PayPal is already experimenting with mobile payment solutions – most recently, for example, with face recognition. Bringing a bank onboard enhances the reputation of the eBay subsidiary. It sends a message to the industry “that PayPal should be taken seriously as representing a sustainable instrument of payment commerce,” said Bernd Richter of the consulting firm Capco.
“DKB's partnership with PayPal is providing for the time when the card business is possibly no longer profitable, because it has been replaced by mobile payment commerce”

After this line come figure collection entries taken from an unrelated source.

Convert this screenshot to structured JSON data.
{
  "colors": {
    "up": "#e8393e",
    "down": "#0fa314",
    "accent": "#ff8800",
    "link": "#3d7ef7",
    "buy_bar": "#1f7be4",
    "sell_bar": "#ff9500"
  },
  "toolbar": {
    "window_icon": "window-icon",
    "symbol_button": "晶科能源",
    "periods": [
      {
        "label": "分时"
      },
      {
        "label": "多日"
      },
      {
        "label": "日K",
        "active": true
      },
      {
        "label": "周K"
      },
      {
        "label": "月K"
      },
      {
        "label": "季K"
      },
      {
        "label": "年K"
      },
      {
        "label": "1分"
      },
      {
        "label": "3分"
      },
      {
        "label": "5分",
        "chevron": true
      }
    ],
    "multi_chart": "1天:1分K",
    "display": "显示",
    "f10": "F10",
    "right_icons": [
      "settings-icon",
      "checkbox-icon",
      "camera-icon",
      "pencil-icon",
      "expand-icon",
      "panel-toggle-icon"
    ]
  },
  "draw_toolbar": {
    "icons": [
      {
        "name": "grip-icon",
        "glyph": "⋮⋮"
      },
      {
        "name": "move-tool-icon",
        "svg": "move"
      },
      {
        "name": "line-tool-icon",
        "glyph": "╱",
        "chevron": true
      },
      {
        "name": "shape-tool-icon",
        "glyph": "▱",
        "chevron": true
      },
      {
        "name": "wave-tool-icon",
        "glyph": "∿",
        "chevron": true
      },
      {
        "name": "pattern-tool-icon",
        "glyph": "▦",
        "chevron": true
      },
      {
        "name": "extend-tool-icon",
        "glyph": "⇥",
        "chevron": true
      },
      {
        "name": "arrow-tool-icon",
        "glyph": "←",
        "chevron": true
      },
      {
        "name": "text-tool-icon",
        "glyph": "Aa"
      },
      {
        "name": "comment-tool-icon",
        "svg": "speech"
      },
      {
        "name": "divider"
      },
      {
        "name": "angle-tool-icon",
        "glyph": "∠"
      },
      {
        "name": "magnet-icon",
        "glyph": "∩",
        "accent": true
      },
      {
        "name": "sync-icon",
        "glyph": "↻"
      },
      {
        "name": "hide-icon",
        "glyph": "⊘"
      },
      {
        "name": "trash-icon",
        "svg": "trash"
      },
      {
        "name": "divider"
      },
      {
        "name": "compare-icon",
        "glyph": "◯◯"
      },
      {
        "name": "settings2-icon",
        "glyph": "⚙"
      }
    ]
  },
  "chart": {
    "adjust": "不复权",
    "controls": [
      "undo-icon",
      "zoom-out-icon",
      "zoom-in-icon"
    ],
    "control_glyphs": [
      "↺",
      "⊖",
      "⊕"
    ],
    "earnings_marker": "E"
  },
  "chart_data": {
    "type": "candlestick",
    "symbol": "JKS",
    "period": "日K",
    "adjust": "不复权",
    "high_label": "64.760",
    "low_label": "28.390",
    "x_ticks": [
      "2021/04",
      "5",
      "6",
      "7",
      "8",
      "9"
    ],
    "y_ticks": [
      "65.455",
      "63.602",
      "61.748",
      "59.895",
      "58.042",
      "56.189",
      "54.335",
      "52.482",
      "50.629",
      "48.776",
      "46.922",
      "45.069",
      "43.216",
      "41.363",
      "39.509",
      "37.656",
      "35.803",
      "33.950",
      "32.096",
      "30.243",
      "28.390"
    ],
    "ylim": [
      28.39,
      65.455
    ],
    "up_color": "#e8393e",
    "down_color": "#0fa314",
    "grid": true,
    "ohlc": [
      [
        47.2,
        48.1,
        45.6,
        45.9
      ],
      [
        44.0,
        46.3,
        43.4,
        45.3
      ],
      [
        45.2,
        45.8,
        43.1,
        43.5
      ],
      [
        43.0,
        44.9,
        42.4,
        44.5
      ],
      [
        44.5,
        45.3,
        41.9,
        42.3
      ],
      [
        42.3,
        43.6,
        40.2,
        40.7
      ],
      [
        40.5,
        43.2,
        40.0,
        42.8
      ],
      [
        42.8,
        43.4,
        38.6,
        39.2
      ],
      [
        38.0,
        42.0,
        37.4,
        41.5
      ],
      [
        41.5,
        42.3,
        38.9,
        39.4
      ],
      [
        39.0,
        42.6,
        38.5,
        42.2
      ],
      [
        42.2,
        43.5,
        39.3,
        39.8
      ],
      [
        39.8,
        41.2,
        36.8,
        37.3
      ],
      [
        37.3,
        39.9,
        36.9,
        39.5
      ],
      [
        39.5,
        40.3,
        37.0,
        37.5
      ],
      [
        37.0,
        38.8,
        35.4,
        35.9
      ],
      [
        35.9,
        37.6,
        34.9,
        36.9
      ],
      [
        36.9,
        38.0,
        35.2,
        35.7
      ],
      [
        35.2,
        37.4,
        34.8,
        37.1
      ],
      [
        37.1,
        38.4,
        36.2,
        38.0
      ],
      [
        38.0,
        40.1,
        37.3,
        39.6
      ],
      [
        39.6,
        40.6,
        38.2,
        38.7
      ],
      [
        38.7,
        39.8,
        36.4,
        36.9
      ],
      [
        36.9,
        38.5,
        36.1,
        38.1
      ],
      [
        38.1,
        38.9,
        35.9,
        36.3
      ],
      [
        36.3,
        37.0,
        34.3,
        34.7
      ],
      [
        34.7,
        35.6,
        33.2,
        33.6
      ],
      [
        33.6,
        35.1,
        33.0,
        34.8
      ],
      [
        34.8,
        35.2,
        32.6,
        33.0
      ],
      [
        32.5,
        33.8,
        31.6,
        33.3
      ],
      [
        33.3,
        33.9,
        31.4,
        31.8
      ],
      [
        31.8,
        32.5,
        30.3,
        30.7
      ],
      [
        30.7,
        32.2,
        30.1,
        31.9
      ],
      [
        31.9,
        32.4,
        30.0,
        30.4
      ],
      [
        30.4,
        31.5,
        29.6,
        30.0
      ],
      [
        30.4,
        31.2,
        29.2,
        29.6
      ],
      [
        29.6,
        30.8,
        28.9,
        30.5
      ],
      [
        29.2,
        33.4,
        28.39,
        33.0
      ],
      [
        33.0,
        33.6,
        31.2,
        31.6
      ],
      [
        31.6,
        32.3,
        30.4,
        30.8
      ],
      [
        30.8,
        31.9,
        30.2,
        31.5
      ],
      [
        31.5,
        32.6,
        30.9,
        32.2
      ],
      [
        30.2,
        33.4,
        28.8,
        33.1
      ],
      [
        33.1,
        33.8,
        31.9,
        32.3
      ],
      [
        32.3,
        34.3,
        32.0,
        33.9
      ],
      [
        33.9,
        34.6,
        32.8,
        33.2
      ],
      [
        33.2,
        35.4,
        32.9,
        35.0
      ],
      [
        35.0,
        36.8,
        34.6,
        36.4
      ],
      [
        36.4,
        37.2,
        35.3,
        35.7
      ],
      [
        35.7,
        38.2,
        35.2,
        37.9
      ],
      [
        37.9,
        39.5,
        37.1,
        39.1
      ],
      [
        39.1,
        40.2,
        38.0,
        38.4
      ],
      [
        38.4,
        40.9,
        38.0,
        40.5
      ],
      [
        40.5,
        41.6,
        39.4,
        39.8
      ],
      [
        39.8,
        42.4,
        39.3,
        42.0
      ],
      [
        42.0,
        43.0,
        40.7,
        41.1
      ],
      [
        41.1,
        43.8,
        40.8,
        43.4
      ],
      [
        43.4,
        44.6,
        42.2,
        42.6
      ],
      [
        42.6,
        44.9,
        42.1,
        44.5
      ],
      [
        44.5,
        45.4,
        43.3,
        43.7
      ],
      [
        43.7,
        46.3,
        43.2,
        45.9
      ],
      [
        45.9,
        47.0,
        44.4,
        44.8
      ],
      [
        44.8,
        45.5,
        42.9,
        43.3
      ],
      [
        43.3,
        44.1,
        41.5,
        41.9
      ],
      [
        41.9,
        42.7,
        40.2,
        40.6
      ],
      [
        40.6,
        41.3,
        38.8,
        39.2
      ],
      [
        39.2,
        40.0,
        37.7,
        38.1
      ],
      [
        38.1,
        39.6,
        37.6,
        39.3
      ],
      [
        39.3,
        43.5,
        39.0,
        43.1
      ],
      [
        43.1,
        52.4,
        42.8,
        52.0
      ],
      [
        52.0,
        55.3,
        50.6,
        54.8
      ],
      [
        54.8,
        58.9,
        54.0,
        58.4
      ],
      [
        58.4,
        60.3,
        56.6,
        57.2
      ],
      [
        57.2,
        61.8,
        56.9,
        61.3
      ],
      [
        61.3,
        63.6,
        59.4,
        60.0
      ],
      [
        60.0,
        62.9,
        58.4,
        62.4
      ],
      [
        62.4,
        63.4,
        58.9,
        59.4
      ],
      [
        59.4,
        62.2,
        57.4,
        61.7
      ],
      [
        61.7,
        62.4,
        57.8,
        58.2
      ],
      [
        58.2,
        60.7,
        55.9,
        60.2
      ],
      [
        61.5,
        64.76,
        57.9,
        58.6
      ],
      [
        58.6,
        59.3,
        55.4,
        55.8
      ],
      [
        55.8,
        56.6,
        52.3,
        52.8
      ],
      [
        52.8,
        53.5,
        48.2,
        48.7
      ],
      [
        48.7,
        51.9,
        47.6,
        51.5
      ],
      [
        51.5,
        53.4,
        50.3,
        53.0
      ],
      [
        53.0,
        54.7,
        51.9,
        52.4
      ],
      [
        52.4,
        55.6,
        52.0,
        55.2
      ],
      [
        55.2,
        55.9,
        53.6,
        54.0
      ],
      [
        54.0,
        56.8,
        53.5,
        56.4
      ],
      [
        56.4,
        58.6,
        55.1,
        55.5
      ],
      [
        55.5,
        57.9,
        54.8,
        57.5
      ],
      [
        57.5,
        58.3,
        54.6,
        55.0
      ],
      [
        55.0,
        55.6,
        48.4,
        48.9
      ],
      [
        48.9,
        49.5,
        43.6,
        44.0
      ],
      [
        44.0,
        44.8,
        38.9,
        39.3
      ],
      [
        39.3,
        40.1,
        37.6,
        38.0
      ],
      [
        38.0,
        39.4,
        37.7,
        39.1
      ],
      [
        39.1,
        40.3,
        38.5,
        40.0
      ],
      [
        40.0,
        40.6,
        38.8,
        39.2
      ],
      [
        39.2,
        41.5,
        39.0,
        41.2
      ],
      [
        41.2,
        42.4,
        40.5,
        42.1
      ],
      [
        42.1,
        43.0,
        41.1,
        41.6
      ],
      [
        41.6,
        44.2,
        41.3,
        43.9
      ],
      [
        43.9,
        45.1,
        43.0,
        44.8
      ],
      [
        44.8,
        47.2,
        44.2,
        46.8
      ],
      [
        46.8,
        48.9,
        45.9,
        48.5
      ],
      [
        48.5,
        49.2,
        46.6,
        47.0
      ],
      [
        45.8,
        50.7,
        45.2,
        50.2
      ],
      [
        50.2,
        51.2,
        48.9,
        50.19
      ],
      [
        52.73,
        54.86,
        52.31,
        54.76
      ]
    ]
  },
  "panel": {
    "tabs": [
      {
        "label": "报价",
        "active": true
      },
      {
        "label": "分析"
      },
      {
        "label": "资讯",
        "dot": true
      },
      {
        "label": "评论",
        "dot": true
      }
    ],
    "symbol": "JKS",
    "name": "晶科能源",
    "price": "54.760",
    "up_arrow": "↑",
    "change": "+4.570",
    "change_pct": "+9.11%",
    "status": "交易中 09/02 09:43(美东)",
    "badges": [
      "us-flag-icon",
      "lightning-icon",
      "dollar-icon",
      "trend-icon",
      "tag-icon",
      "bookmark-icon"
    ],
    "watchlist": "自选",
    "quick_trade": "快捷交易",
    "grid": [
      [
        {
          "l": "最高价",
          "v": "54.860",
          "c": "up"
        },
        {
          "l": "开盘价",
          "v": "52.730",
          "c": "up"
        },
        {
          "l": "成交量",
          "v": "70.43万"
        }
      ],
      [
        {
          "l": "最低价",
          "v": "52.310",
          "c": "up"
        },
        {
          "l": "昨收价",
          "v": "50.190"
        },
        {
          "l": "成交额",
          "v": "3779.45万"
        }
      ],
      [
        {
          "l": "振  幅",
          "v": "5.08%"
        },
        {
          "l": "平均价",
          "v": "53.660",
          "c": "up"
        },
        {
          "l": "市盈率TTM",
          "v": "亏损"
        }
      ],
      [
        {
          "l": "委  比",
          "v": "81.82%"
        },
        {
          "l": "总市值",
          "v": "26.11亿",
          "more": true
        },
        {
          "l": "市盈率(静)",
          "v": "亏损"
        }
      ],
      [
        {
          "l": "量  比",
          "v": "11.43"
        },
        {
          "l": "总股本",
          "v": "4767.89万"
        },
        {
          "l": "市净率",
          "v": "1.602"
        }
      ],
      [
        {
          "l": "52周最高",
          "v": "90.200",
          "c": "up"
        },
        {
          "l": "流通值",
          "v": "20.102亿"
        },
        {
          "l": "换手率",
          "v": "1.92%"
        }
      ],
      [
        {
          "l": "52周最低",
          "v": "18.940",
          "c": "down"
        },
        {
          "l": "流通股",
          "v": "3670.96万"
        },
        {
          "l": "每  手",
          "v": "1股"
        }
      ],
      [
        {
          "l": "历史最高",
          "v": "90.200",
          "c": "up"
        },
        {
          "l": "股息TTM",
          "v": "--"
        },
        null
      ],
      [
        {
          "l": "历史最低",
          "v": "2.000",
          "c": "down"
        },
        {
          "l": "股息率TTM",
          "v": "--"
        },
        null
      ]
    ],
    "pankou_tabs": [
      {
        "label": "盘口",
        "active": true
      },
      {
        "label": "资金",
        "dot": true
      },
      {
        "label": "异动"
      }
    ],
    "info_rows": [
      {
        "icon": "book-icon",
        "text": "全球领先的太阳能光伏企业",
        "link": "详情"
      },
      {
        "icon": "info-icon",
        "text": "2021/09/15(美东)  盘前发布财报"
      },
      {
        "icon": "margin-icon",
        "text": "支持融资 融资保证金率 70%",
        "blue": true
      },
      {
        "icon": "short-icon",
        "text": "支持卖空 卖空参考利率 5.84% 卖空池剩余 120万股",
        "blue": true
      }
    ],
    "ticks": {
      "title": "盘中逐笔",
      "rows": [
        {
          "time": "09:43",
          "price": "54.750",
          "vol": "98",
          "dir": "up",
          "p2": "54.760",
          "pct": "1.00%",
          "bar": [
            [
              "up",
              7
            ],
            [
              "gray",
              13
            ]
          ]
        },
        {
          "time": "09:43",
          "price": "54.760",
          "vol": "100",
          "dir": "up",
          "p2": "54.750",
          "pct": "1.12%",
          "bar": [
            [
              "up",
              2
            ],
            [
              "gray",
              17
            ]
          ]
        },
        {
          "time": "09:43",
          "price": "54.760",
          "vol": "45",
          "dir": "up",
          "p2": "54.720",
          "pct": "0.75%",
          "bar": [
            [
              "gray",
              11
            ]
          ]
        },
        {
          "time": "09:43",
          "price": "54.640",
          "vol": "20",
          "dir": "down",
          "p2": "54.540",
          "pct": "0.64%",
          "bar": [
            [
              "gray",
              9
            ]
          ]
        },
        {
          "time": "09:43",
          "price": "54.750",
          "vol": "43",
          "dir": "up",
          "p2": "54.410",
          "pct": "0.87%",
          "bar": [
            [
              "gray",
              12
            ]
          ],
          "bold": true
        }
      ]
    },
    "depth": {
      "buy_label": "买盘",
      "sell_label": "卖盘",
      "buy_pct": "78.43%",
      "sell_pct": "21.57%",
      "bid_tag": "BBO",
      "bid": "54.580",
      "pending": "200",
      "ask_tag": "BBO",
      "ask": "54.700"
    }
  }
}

A mobile solution with PayPal, which requires just a smart phone, could stir up the market. Visa and MasterCard have already joined together with telecommunications companies to put their cards on chips in smart phones. But nowhere near all smart phones have the necessary radio technology – not even iPhones.
Moreover, only a third of Germans have a credit card. For this reason, German banks are developing a solution that would require their ATM and debit cards to be held in front of the cash register terminal.
The finance industry wants to introduce mobile payment by way of debit and credit cards for a simple reason. They profit through fees each time a card is used. This is exactly what PayPal is targeting, since its system needs no cards but rather uses the considerably cheaper direct account method. PayPal is working on “making the card business superfluous,” said Mr. Richter. The service replaces credit cards with account data. “DKB’s partnership with PayPal is providing for the time when the card business is possibly no longer profitable, because it has been replaced by mobile payment commerce,” said Mr. Richter.
He is expecting additional partnerships with PayPal to most likely be with smaller financial institutions, since, for one thing, they don’t have the money to invest in a mobile infrastructure and, secondly, they are not directly involved in the business with debit and credit cards.
All the same, the cooperation with a successful player also comes with risks. “It could make the partner even more powerful,” said Oliver Hommel from Accenture in warning, “the division of added value then becomes extremely difficult.” The stronger then usually profits at the expense of the weaker.
PayPal, at any rate, appears to be fundamentally open to deals with other banks.